The many headed Tobias Bernstrup has been weaving his retro-futuristic electronica in with his queer-dystopian visual art and his glacial performances for almost two decades now. He made Images of Love, in which he plundered Righeira’s synth-line from “Vamos a La Playa”, when you still payed for Righeira LPs in lira and people laughed at you for buying them. His first LP had a cover in which Bernstrup looks like a Schlager singer in a piano-bar on the outskirts of Dortmund. It was strangely brilliant.

Tobias Bernstrup - Romanticism
Artist
Tobias Bernstrup
Title
Romanticism
Label
Enfant Terrible
Format
2LP
Buy vinyl

Then, Bernstrup grew. He made a string of infectious and uncompromising singles: Ventisette, Neon Love, Midnight Blue, 1984. The Italo baton picked up expertly and adoringly by this camp, tragic, smart Swede. His 2011 LP on Other Voices was well-written and atmospheric, intense. He did some sophisticated stuff with Martial Cantarel on Mannequin. He did some not so sophisticated stuff with Saralunden. He continued to surprise. What has emerged over the years in Bernstrup’s work is an artful balance which manages to keep him on the line between tacky and knowing, between kitsch and learned, between trashy and cultish. Here, it seems, that line splits into two.

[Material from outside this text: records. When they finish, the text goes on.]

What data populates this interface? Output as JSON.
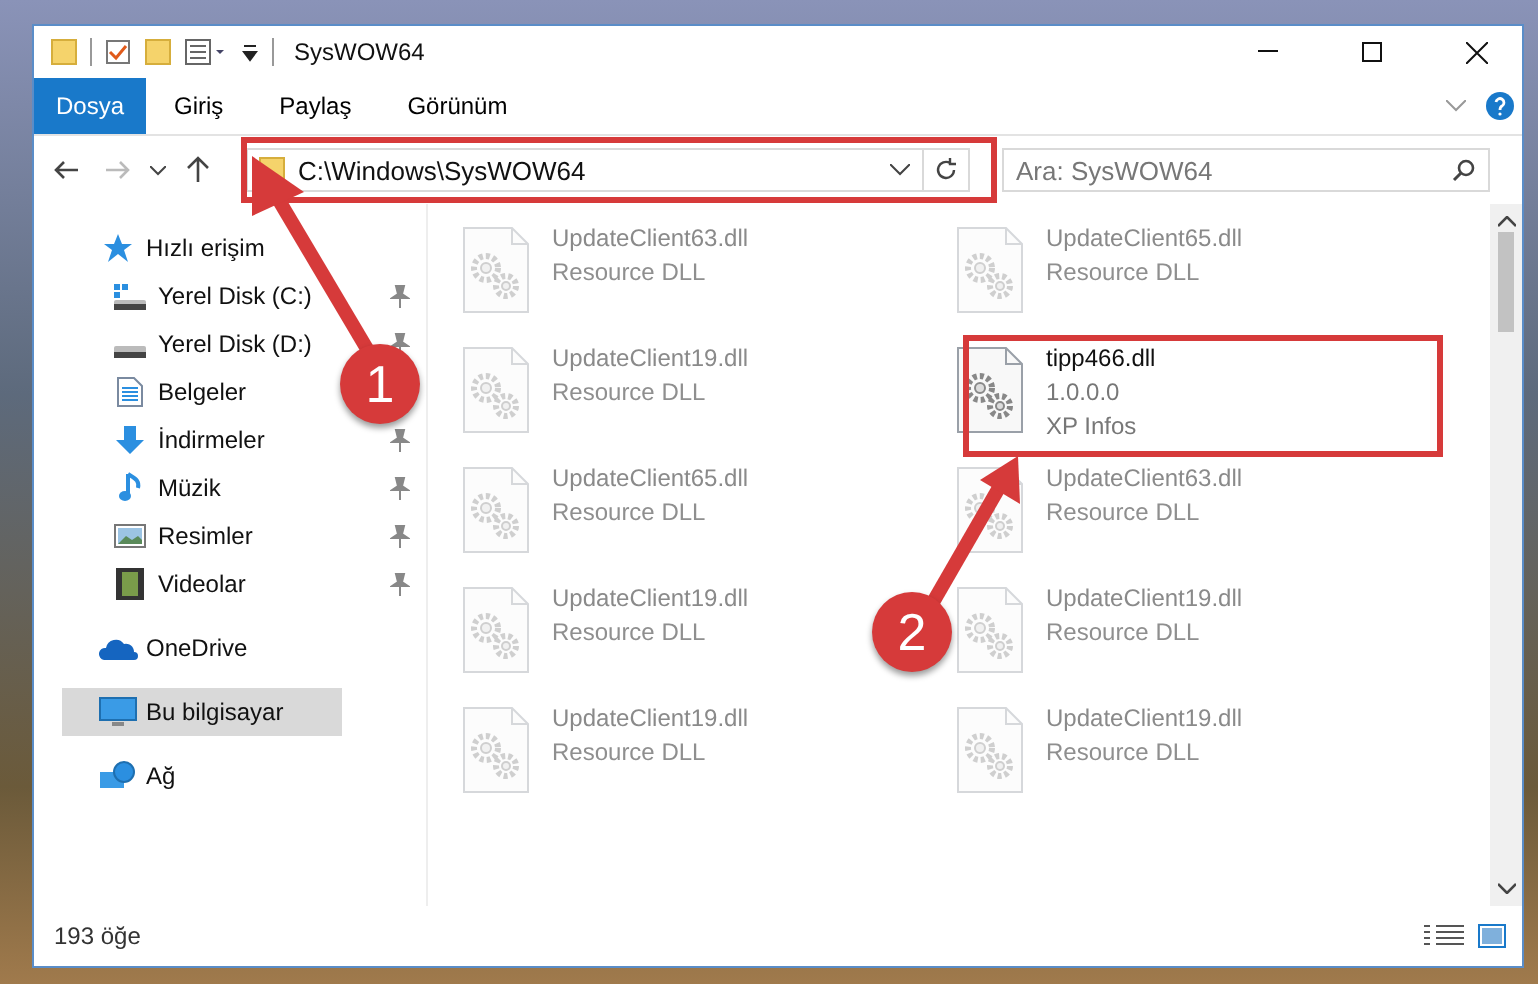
{
  "window": {
    "title": "SysWOW64"
  },
  "ribbon": {
    "tabs": [
      {
        "label": "Dosya",
        "kind": "file"
      },
      {
        "label": "Giriş",
        "kind": "tab"
      },
      {
        "label": "Paylaş",
        "kind": "tab"
      },
      {
        "label": "Görünüm",
        "kind": "tab"
      }
    ]
  },
  "address_bar": {
    "path": "C:\\Windows\\SysWOW64"
  },
  "search": {
    "placeholder": "Ara: SysWOW64"
  },
  "navigation": {
    "items": [
      {
        "label": "Hızlı erişim",
        "kind": "star",
        "pinned": false,
        "selected": false,
        "children": [
          {
            "label": "Yerel Disk (C:)",
            "kind": "system-drive",
            "pinned": true,
            "selected": false
          },
          {
            "label": "Yerel Disk (D:)",
            "kind": "drive",
            "pinned": true,
            "selected": false
          },
          {
            "label": "Belgeler",
            "kind": "document",
            "pinned": false,
            "selected": false
          },
          {
            "label": "İndirmeler",
            "kind": "download",
            "pinned": true,
            "selected": false
          },
          {
            "label": "Müzik",
            "kind": "music",
            "pinned": true,
            "selected": false
          },
          {
            "label": "Resimler",
            "kind": "picture",
            "pinned": true,
            "selected": false
          },
          {
            "label": "Videolar",
            "kind": "video",
            "pinned": true,
            "selected": false
          }
        ]
      },
      {
        "label": "OneDrive",
        "kind": "cloud",
        "pinned": false,
        "selected": false
      },
      {
        "label": "Bu bilgisayar",
        "kind": "computer",
        "pinned": false,
        "selected": true
      },
      {
        "label": "Ağ",
        "kind": "network",
        "pinned": false,
        "selected": false
      }
    ]
  },
  "files": [
    {
      "name": "UpdateClient63.dll",
      "details": [
        "Resource DLL"
      ],
      "dimmed": true
    },
    {
      "name": "UpdateClient65.dll",
      "details": [
        "Resource DLL"
      ],
      "dimmed": true
    },
    {
      "name": "UpdateClient19.dll",
      "details": [
        "Resource DLL"
      ],
      "dimmed": true
    },
    {
      "name": "tipp466.dll",
      "details": [
        "1.0.0.0",
        "XP Infos"
      ],
      "dimmed": false
    },
    {
      "name": "UpdateClient65.dll",
      "details": [
        "Resource DLL"
      ],
      "dimmed": true
    },
    {
      "name": "UpdateClient63.dll",
      "details": [
        "Resource DLL"
      ],
      "dimmed": true
    },
    {
      "name": "UpdateClient19.dll",
      "details": [
        "Resource DLL"
      ],
      "dimmed": true
    },
    {
      "name": "UpdateClient19.dll",
      "details": [
        "Resource DLL"
      ],
      "dimmed": true
    },
    {
      "name": "UpdateClient19.dll",
      "details": [
        "Resource DLL"
      ],
      "dimmed": true
    },
    {
      "name": "UpdateClient19.dll",
      "details": [
        "Resource DLL"
      ],
      "dimmed": true
    }
  ],
  "status_bar": {
    "count": "193 öğe"
  },
  "annotations": [
    {
      "label": "1"
    },
    {
      "label": "2"
    }
  ]
}
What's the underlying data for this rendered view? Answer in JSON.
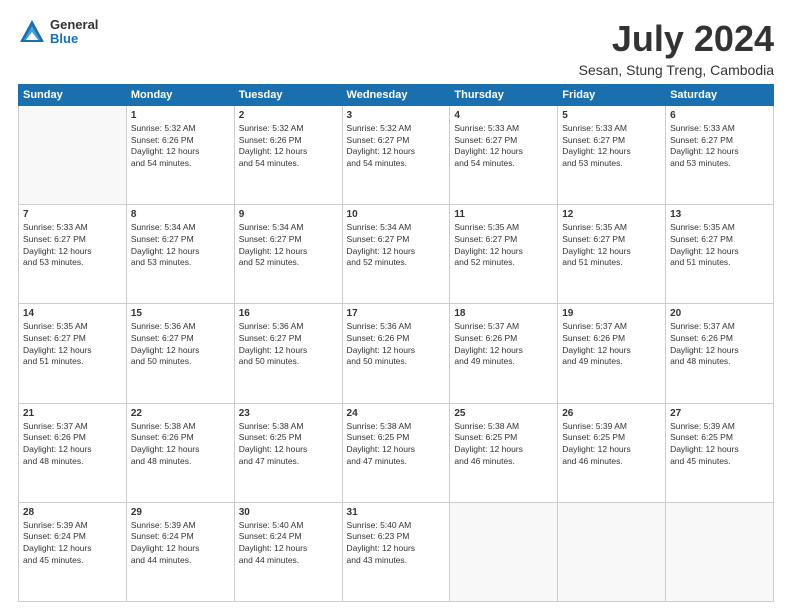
{
  "logo": {
    "general": "General",
    "blue": "Blue"
  },
  "title": "July 2024",
  "subtitle": "Sesan, Stung Treng, Cambodia",
  "days_of_week": [
    "Sunday",
    "Monday",
    "Tuesday",
    "Wednesday",
    "Thursday",
    "Friday",
    "Saturday"
  ],
  "weeks": [
    [
      {
        "day": "",
        "info": ""
      },
      {
        "day": "1",
        "info": "Sunrise: 5:32 AM\nSunset: 6:26 PM\nDaylight: 12 hours\nand 54 minutes."
      },
      {
        "day": "2",
        "info": "Sunrise: 5:32 AM\nSunset: 6:26 PM\nDaylight: 12 hours\nand 54 minutes."
      },
      {
        "day": "3",
        "info": "Sunrise: 5:32 AM\nSunset: 6:27 PM\nDaylight: 12 hours\nand 54 minutes."
      },
      {
        "day": "4",
        "info": "Sunrise: 5:33 AM\nSunset: 6:27 PM\nDaylight: 12 hours\nand 54 minutes."
      },
      {
        "day": "5",
        "info": "Sunrise: 5:33 AM\nSunset: 6:27 PM\nDaylight: 12 hours\nand 53 minutes."
      },
      {
        "day": "6",
        "info": "Sunrise: 5:33 AM\nSunset: 6:27 PM\nDaylight: 12 hours\nand 53 minutes."
      }
    ],
    [
      {
        "day": "7",
        "info": "Sunrise: 5:33 AM\nSunset: 6:27 PM\nDaylight: 12 hours\nand 53 minutes."
      },
      {
        "day": "8",
        "info": "Sunrise: 5:34 AM\nSunset: 6:27 PM\nDaylight: 12 hours\nand 53 minutes."
      },
      {
        "day": "9",
        "info": "Sunrise: 5:34 AM\nSunset: 6:27 PM\nDaylight: 12 hours\nand 52 minutes."
      },
      {
        "day": "10",
        "info": "Sunrise: 5:34 AM\nSunset: 6:27 PM\nDaylight: 12 hours\nand 52 minutes."
      },
      {
        "day": "11",
        "info": "Sunrise: 5:35 AM\nSunset: 6:27 PM\nDaylight: 12 hours\nand 52 minutes."
      },
      {
        "day": "12",
        "info": "Sunrise: 5:35 AM\nSunset: 6:27 PM\nDaylight: 12 hours\nand 51 minutes."
      },
      {
        "day": "13",
        "info": "Sunrise: 5:35 AM\nSunset: 6:27 PM\nDaylight: 12 hours\nand 51 minutes."
      }
    ],
    [
      {
        "day": "14",
        "info": "Sunrise: 5:35 AM\nSunset: 6:27 PM\nDaylight: 12 hours\nand 51 minutes."
      },
      {
        "day": "15",
        "info": "Sunrise: 5:36 AM\nSunset: 6:27 PM\nDaylight: 12 hours\nand 50 minutes."
      },
      {
        "day": "16",
        "info": "Sunrise: 5:36 AM\nSunset: 6:27 PM\nDaylight: 12 hours\nand 50 minutes."
      },
      {
        "day": "17",
        "info": "Sunrise: 5:36 AM\nSunset: 6:26 PM\nDaylight: 12 hours\nand 50 minutes."
      },
      {
        "day": "18",
        "info": "Sunrise: 5:37 AM\nSunset: 6:26 PM\nDaylight: 12 hours\nand 49 minutes."
      },
      {
        "day": "19",
        "info": "Sunrise: 5:37 AM\nSunset: 6:26 PM\nDaylight: 12 hours\nand 49 minutes."
      },
      {
        "day": "20",
        "info": "Sunrise: 5:37 AM\nSunset: 6:26 PM\nDaylight: 12 hours\nand 48 minutes."
      }
    ],
    [
      {
        "day": "21",
        "info": "Sunrise: 5:37 AM\nSunset: 6:26 PM\nDaylight: 12 hours\nand 48 minutes."
      },
      {
        "day": "22",
        "info": "Sunrise: 5:38 AM\nSunset: 6:26 PM\nDaylight: 12 hours\nand 48 minutes."
      },
      {
        "day": "23",
        "info": "Sunrise: 5:38 AM\nSunset: 6:25 PM\nDaylight: 12 hours\nand 47 minutes."
      },
      {
        "day": "24",
        "info": "Sunrise: 5:38 AM\nSunset: 6:25 PM\nDaylight: 12 hours\nand 47 minutes."
      },
      {
        "day": "25",
        "info": "Sunrise: 5:38 AM\nSunset: 6:25 PM\nDaylight: 12 hours\nand 46 minutes."
      },
      {
        "day": "26",
        "info": "Sunrise: 5:39 AM\nSunset: 6:25 PM\nDaylight: 12 hours\nand 46 minutes."
      },
      {
        "day": "27",
        "info": "Sunrise: 5:39 AM\nSunset: 6:25 PM\nDaylight: 12 hours\nand 45 minutes."
      }
    ],
    [
      {
        "day": "28",
        "info": "Sunrise: 5:39 AM\nSunset: 6:24 PM\nDaylight: 12 hours\nand 45 minutes."
      },
      {
        "day": "29",
        "info": "Sunrise: 5:39 AM\nSunset: 6:24 PM\nDaylight: 12 hours\nand 44 minutes."
      },
      {
        "day": "30",
        "info": "Sunrise: 5:40 AM\nSunset: 6:24 PM\nDaylight: 12 hours\nand 44 minutes."
      },
      {
        "day": "31",
        "info": "Sunrise: 5:40 AM\nSunset: 6:23 PM\nDaylight: 12 hours\nand 43 minutes."
      },
      {
        "day": "",
        "info": ""
      },
      {
        "day": "",
        "info": ""
      },
      {
        "day": "",
        "info": ""
      }
    ]
  ]
}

Bernstrup’s Romanticism, released by that stylish bunch at Enfant Terrible, presents itself as a kind of opus maximus. On the cover, Bernstrup as Snow Queen sits on a throne staring darkly towards the listener, who has not two, but four sides of unashamed romanticism to go through. The record, for mysterious reasons, is pressed onto two 12”s. This is interesting, because in fact this album sounds like two records, not one. Romanticism has an inventive, smart, even elegant side, which tries out yet another route in Bernstrup’s protean career; it has another side which drowns Bernstrup’s knowingness and humour in a sea of uninventive beats, late ‘90s EBM chord progressions and other cheap tricks which elicit teenage feelings. Overall though, it’s tragic synth-pop. An album for dancing and, depending on how tasteful you’re feeling, it delivers that well.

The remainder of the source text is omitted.